Aria knew what it meant before she opened the door.
No one in uniform brings good news before sunrise.
She had been awake already. She'd worked the night shift and come home smelling like antiseptic and burnt coffee. She was still in her scrubs. Her hair was pulled back in a loose knot that had started to fall. She remembered thinking she should shower before crawling into bed.
There were two men on her porch. One chaplain. One officer. Both were too stern in their demenor.
"Mrs. Callahan?"
Her throat felt dry. She nodded.
The words were careful. Polished. Official.
Regret to inform you.
Ambush.
Convoy.
Missing, presumed killed in action.
Presumed.
She held onto that word like it was a railing in the dark.
Presumed meant they didn't know.
Presumed meant he could still be breathing somewhere.
Presumed meant this wasn't final.
She thanked them.
She actually thanked them.
Later, she would hate herself for that.
When they left, she stood in the doorway for a long time. The early light was thin and gray. Across the street, Mrs. Delaney's sprinklers clicked on, mist rising into the quiet. A dog barked. Somewhere, a screen door slammed.
The world did not pause.
It should have paused.
Inside, the house still held him.
His boots were still by the door.
His flannel was thrown over the back of a chair.
The dent in the couch cushion where he used to sit and stretch his bad shoulder.
She walked to the kitchen and picked up his coffee mug. It still had a faint ring at the bottom from the last morning he'd been home. He'd kissed her temple on his way out, promised to call when they reached base.
"I'll be back before you know it," he'd said.
She pressed the rim of the mug to her forehead and tried to remember the exact sound of his voice. Already it felt slippery, like something she could lose if she weren't careful.
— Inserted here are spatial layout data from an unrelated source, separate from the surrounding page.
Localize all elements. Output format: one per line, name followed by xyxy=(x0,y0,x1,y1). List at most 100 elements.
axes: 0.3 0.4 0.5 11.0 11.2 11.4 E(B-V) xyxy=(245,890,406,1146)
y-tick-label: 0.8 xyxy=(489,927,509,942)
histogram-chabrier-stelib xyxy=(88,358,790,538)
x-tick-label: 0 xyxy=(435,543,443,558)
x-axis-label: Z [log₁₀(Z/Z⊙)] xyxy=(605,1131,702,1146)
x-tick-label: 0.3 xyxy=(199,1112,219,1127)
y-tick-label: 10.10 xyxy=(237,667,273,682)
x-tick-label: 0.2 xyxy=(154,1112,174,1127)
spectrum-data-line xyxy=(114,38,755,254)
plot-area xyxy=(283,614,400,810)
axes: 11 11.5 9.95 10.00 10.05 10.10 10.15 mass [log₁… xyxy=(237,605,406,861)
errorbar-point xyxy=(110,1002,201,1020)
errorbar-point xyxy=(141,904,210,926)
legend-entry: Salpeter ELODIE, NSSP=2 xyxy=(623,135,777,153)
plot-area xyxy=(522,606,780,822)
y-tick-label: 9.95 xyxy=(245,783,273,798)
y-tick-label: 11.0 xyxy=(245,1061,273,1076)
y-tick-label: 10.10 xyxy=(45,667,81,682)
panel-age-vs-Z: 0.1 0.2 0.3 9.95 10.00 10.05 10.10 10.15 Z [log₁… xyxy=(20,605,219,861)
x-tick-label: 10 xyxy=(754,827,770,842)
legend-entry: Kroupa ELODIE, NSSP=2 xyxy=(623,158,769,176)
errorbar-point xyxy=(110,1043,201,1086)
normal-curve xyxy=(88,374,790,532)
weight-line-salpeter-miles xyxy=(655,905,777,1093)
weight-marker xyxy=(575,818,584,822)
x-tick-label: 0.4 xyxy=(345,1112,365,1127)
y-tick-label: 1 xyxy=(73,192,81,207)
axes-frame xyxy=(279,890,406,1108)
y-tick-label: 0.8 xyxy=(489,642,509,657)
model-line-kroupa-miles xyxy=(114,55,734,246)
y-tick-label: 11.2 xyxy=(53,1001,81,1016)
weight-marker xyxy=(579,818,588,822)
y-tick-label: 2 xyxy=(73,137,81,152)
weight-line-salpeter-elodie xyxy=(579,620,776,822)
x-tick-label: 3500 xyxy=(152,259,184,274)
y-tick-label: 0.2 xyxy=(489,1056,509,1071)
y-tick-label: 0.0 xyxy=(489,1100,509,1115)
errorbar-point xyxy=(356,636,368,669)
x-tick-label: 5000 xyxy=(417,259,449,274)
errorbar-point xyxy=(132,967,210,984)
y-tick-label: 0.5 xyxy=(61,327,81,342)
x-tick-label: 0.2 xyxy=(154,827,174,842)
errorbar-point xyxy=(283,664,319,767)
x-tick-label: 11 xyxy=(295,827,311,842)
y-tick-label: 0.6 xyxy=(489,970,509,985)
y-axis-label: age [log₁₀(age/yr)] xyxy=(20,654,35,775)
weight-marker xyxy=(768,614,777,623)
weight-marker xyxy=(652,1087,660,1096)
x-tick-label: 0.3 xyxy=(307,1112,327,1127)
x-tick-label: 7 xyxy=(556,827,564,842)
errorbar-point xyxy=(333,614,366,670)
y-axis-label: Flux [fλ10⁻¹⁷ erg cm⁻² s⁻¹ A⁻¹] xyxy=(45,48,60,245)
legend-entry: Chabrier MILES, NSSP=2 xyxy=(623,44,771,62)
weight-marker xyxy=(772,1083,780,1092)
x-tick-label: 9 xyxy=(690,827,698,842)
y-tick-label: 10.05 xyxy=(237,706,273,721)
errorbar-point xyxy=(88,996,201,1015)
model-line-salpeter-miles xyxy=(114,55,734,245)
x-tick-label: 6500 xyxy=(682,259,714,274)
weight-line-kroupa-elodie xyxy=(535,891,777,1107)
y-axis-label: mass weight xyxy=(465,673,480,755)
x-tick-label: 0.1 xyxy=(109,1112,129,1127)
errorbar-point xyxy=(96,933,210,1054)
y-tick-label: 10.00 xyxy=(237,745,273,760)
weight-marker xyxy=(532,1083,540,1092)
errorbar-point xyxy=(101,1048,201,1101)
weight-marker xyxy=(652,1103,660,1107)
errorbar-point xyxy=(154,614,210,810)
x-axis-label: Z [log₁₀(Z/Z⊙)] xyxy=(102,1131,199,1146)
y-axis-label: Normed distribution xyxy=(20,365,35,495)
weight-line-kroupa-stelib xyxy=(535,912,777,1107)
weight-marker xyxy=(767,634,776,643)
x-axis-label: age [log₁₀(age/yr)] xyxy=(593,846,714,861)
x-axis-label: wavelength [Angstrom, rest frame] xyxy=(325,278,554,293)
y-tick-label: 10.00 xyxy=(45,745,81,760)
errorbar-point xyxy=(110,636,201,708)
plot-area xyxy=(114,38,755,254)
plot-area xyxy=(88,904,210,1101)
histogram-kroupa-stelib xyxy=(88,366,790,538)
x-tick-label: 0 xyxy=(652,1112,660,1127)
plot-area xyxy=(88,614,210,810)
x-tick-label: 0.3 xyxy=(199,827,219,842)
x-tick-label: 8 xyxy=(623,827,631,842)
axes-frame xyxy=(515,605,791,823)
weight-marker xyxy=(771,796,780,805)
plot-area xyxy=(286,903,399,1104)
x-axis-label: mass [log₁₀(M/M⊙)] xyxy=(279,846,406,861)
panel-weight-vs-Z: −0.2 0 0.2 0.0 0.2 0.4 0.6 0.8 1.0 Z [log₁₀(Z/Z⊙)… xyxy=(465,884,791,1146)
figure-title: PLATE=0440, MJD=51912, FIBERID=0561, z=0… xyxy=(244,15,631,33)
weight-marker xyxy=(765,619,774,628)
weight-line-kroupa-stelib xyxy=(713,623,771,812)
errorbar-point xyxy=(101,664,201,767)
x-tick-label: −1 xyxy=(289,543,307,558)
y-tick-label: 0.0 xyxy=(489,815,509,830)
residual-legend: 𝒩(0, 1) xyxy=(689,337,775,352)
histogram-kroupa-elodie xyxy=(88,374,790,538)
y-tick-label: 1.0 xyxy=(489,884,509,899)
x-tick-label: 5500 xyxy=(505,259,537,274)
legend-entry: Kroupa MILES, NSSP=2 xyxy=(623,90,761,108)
They had met in their senior year of high school.
He was the quarterback everyone watched on Friday nights. She was the girl who worked double shifts at the diner because her mother couldn't keep a job longer than a month. He'd come in one night with a broken rib and a split lip, claiming he'd taken a bad hit during practice.
She'd known he was lying.
She'd handed him ice and told him to sit down.
That was the first time they had met, but it would become the catalyst for their journey together.
Three years of marriage. One deployment. A hundred small promises about the life they'd build when he came home for good.
They had picked out baby names once to see how they sounded.
Now there were two men in a government sedan driving away from her house, and she was alone with a word that wasn't quite a confirmation and wasn't quite hope.
Missing.
By noon, the town would know.
By evening, casseroles would line her counter.
By next month, someone would gently suggest she was young enough to start over someday.
They didn't understand.
Chase wasn't a chapter.
He was the whole book.
Aria set the coffee mug back in the sink. Her hands were steady. That would surprise her later. She thought she might scream. Or collapse. Or tear something apart.
Instead, she walked into their bedroom and sat on the edge of the bed.
On his pillow, there was still a small stain where his head had rested the last night before deployment.
He had been up in the attic repairing a leak when he caught his head on an exposed nail.
She lay down on that pillow, rubbing the dried bloody spot.
"I'll wait," she whispered into the fabric.
She didn't know then that waiting can turn into its own kind of life.